Why is it increasingly important to understand these biomarkers?

Every now and then you see in several of the talks today there are great immunotherapy markers and you get an anecdotal response where, ‘I had complete response and it’s been years. I was supposed to be dead but I’m fine,’ and you think, ‘Wow, this is a miracle drug,’ but it didn’t work in 70% of the people. So that’s why we really need some way to predict and advance the 30% or 20% who the responders are going to be. That might be gene expression biomarkers, it could be mutations, it could be epigenetics, we don’t know yet, but the easiest ones to get to now are gene expression biomarkers.

So what are the next steps for these biomarkers?

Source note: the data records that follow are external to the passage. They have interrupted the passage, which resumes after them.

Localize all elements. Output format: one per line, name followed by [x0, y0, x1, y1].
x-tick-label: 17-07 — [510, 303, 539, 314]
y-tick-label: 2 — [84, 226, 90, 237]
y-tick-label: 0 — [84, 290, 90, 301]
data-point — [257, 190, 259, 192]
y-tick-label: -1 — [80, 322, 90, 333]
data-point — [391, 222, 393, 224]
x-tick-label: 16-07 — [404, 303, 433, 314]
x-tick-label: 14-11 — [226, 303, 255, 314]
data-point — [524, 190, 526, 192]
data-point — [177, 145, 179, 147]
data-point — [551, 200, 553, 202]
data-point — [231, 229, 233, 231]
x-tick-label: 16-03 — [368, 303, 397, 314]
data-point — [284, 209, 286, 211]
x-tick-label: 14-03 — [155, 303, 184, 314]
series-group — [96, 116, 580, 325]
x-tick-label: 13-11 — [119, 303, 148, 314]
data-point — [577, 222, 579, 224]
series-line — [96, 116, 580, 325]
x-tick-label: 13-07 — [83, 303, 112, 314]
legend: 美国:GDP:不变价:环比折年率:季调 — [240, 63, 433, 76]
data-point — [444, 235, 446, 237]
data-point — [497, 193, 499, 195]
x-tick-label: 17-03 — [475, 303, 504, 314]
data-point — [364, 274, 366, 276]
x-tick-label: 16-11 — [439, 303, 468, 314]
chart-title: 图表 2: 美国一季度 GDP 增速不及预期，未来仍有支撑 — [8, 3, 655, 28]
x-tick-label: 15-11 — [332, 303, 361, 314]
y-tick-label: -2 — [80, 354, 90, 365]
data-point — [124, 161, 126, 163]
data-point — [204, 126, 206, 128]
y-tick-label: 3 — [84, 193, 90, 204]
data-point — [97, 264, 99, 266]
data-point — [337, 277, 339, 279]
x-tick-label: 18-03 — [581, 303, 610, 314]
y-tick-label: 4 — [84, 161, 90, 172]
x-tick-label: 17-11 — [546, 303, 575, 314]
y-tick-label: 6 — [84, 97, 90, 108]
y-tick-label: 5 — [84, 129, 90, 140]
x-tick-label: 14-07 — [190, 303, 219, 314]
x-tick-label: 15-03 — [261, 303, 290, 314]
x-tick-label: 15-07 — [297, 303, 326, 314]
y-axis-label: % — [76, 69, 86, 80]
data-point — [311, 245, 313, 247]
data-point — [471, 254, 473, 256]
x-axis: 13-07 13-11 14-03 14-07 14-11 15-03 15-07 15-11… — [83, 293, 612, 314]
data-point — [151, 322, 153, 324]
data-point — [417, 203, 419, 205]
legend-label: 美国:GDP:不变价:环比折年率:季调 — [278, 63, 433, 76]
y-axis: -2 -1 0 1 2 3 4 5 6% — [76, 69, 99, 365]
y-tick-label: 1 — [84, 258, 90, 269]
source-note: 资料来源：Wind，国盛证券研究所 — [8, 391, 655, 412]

The next steps would be can we predict outcomes in the way that they’ve been used for breast. We know about tumour normal and subtypes but really we want to know drug response. We do know drug response in breast but now we want to move on to find some good big public or private datasets that are lung cancer only or colon cancer only where complete response is known or other markers of clinical outcome - overall survival - and then see if the genes can be predictive in that capacity as well.

Is this an exploratory process?

In our case, in Rancho’s and Bioarray’s, we know that it works in breast and so the next steps there are to get it closer to external validation and then commercialisation. But in the other cancers it’s exploratory right now.